It comes as a surprise to many that I am a vegetarian just as some 600 million people in India, which is as big as Europe and thrice as big as Brazil. My parents are strict Brahmins: they do not eat garlic, onions, eggs, meat of any kind and fish. I have been brought up in that environment all my life. I never missed meat as I there were plenty of delicious vegetarian dishes in South India, such as Dosa, Vada, Upma, Pongal, Sambar, Vatra Kuzhambu and the list goes on.
I have been in the west since 2001 and often I found it difficult to find vegetarian food in Denmark or France or now in Brazil where I am doing my postdoc. I vastly enjoyed my stay in the UK for eight years as it is a haven for vegetarians and vegan.
I learnt to cook in Denmark and ever since I have always enjoyed cooking a variety of food and sharing it with my friends. I will be doing my postdoc on Bioethanol at Unicamp. Although I love Brazil, I have a small grumble. People eat a lot of meat. It bewilders me that the government is investing a lot on Bioethanol but at the same time not considering other ways in which they could be reducing the green house gases, such as reducing the meat consumption and production.

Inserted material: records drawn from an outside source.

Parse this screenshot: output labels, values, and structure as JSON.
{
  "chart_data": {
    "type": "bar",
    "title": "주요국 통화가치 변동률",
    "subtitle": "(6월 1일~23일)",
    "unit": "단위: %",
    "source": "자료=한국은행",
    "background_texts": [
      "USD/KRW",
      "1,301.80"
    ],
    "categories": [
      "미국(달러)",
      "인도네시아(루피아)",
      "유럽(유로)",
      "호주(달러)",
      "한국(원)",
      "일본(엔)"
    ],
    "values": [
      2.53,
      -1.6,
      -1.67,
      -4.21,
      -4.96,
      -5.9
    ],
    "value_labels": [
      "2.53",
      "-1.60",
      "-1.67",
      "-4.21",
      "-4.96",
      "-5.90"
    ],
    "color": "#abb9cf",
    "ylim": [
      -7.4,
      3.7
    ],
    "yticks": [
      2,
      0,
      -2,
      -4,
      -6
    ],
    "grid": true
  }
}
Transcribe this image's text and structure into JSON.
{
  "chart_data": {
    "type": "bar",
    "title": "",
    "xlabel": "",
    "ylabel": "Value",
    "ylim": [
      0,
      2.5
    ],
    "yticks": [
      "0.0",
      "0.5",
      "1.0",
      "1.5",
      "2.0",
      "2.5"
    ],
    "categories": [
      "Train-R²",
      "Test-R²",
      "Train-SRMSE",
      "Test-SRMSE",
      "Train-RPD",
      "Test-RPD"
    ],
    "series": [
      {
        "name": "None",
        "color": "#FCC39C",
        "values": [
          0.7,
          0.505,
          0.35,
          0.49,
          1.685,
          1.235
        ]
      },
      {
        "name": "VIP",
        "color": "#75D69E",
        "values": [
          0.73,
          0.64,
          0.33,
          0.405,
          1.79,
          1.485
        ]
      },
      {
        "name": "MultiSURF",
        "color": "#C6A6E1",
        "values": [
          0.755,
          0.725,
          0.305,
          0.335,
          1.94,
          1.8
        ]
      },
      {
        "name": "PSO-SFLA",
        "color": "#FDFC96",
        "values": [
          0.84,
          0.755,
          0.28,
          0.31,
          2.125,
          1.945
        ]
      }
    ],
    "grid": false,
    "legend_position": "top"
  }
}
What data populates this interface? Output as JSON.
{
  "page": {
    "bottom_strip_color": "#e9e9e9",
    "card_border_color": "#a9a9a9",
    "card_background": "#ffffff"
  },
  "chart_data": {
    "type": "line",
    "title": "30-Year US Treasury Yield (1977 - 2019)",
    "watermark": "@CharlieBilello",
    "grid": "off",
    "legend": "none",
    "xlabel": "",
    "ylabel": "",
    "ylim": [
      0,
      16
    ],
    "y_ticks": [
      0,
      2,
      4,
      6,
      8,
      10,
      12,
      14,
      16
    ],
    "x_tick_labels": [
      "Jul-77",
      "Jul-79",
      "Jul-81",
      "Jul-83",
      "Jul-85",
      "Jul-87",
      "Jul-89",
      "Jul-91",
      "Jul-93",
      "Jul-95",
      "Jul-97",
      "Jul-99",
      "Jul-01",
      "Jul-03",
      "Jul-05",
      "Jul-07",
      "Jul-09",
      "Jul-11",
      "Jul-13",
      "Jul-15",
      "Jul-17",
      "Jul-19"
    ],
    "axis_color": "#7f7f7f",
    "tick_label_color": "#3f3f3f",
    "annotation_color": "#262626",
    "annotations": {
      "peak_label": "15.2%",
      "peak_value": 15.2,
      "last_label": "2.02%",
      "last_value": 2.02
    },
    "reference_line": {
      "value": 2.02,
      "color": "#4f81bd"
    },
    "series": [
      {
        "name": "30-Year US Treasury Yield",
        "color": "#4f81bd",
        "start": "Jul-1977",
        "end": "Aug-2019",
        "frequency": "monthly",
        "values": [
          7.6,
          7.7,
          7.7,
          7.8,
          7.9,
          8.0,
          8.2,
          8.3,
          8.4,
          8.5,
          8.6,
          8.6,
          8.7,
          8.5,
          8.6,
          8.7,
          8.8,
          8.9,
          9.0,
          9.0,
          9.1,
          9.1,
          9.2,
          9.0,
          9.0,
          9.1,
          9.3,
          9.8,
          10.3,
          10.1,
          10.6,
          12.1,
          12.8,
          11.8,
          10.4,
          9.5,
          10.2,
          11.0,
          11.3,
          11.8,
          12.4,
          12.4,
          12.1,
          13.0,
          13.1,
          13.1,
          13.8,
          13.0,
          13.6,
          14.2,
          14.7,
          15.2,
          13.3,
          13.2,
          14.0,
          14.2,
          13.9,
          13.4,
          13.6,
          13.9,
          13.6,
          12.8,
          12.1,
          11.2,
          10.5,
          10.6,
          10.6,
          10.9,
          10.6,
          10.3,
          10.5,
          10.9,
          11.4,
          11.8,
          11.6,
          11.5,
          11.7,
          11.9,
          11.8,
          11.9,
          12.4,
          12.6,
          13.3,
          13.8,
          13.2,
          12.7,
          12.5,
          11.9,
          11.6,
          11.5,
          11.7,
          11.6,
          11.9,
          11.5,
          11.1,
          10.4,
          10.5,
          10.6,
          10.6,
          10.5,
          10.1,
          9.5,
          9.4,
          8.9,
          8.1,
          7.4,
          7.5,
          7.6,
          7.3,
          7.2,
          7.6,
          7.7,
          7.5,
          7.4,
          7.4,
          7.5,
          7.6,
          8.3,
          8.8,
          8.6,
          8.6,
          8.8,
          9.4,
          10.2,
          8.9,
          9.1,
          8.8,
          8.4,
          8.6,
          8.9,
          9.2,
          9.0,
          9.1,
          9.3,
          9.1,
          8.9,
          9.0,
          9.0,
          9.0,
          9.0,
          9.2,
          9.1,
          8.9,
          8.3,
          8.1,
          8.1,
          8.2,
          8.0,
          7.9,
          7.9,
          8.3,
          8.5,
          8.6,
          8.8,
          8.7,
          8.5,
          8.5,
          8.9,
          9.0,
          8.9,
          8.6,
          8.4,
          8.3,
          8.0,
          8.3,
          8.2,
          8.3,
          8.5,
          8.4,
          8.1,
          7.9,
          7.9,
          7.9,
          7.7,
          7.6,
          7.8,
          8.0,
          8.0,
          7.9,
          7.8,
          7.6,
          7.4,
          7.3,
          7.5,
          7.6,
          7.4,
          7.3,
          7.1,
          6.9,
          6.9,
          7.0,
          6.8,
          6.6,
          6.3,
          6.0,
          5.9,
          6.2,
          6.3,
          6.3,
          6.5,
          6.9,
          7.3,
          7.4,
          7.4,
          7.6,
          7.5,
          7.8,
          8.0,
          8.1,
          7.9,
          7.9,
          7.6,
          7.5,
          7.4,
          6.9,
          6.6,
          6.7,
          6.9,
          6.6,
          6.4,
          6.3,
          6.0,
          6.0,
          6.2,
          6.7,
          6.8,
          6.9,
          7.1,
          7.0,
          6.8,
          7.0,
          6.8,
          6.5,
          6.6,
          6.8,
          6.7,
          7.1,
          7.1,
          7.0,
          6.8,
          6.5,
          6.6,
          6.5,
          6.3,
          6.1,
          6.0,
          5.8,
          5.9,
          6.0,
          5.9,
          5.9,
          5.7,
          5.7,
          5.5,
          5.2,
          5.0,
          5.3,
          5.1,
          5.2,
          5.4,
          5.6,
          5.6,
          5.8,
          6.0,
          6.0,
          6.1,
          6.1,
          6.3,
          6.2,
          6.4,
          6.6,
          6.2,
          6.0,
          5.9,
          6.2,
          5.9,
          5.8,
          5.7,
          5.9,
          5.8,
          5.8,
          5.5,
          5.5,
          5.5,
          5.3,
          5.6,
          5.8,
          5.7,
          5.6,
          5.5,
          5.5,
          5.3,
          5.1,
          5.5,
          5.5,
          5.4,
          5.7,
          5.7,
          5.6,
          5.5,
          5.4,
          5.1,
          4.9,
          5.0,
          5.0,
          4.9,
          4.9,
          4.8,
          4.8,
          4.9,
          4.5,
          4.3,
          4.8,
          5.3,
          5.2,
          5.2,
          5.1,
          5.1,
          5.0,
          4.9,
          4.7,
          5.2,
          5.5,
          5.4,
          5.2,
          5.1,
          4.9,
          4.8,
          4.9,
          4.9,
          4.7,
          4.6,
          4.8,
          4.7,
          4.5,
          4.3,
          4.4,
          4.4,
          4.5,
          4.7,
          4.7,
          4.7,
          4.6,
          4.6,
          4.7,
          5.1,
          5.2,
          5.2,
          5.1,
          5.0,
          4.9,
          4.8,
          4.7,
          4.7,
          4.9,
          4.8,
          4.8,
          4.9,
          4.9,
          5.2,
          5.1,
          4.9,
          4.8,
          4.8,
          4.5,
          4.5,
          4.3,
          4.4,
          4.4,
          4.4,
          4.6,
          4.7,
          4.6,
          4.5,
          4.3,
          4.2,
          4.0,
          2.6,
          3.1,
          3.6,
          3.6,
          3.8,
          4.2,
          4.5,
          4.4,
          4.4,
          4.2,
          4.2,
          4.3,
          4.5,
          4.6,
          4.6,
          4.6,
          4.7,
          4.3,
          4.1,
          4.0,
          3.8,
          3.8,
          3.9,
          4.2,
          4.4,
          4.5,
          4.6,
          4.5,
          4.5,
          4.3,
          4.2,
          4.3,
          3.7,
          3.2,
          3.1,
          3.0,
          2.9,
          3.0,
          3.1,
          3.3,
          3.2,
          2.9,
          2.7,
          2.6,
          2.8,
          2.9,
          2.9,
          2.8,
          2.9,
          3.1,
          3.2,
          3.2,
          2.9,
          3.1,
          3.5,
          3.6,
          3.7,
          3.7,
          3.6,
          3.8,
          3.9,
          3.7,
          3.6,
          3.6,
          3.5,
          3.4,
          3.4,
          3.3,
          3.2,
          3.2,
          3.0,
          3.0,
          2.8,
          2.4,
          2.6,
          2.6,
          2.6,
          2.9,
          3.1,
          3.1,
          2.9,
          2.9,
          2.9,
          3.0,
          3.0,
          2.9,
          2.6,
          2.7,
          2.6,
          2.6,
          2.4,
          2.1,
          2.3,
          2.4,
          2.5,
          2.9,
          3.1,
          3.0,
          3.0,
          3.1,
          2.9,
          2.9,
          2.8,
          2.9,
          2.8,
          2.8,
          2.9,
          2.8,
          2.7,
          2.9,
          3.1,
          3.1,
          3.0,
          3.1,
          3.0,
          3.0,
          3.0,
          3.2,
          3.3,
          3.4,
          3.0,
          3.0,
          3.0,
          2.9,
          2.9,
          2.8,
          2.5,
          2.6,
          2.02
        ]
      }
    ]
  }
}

‘The cost of westernised diets’ is published today in the Journal Nature and the researchers point out that:
Our analyses demonstrate that there are plausible solutions to the diet–environment–health trilemma, diets already chosen by many people that, if widely adopted, would offer global environmental and public health benefits. Clearly, to appeal to specific segments of the global population, other such diets should also be developed. The health benefits of adopting such diets could be substantial. Chronic diet-related non-communicable diseases are affecting an increasing number of children and adults in all but the poorest nations. Nations ranging from China and India to Mexico, Nigeria and Tunisia are in the midst of this increasing disease incidence, unless the nutrition transition that is under way is changed, diabetes, chronic heart disease and other diet-related chronic non-communicable diseases will become the dominant global disease burden, often affecting even the poorer members of poorer nations for whom appropriate health care is unavailable.

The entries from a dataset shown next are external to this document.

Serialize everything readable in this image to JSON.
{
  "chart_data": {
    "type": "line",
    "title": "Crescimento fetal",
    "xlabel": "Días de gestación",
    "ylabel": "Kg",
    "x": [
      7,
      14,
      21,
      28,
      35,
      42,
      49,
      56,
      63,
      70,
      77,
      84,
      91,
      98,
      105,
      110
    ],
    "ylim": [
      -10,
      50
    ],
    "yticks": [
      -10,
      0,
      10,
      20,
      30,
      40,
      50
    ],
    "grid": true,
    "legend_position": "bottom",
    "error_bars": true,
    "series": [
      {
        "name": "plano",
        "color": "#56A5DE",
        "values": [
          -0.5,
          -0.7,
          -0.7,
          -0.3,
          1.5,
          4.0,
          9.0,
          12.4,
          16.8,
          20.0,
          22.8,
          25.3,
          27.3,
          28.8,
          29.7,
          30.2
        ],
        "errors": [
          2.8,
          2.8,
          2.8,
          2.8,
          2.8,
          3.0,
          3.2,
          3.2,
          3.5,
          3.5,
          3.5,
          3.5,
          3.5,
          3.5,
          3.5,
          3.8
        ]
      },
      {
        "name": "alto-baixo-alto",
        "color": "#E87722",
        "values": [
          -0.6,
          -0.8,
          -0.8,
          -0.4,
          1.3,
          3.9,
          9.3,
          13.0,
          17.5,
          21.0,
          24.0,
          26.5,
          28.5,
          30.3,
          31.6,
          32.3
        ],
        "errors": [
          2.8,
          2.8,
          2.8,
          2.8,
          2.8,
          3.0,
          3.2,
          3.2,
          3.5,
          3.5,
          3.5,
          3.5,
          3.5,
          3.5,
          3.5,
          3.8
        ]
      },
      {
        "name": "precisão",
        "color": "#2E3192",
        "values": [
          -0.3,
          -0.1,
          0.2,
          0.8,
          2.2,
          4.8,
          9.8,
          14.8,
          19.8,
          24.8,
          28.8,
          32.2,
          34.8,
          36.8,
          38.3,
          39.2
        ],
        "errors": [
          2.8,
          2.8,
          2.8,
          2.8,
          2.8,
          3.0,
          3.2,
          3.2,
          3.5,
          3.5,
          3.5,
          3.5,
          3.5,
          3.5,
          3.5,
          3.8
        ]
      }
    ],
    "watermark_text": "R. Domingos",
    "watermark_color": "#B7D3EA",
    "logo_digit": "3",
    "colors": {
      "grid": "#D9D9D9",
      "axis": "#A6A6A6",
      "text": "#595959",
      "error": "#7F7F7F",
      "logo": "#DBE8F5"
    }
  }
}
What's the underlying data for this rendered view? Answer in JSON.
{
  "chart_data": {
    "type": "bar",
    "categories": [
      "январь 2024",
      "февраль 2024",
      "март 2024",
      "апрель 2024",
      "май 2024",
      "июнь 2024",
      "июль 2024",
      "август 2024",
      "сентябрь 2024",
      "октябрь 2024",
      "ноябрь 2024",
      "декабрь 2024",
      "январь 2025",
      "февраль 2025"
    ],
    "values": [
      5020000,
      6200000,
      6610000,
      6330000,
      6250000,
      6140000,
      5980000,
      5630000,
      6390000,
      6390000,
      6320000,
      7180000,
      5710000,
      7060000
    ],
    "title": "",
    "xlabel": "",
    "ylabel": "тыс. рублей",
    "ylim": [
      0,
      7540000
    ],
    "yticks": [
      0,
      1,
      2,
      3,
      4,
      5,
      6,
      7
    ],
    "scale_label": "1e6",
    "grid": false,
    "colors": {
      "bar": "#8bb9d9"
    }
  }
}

Abstract: Diets link environmental and human health. Rising incomes and urbanization are driving a global dietary transition in which traditional diets are replaced by diets higher in refined sugars, refined fats, oils and meats. By 2050 these dietary trends, if unchecked, would be a major contributor to an estimated 80 per cent increase in global agricultural greenhouse gas emissions from food production and to global land clearing. Moreover, these dietary shifts are greatly increasing the incidence of type II diabetes, coronary heart disease and other chronic non-communicable diseases that lower global life expectancies. Alternative diets that offer substantial health benefits could, if widely adopted, reduce global agricultural greenhouse gas emissions, reduce land clearing and resultant species extinctions, and help prevent such diet-related chronic non-communicable diseases. The implementation of dietary solutions to the tightly linked diet–environment–health trilemma is a global challenge, and opportunity, of great environmental and public health importance.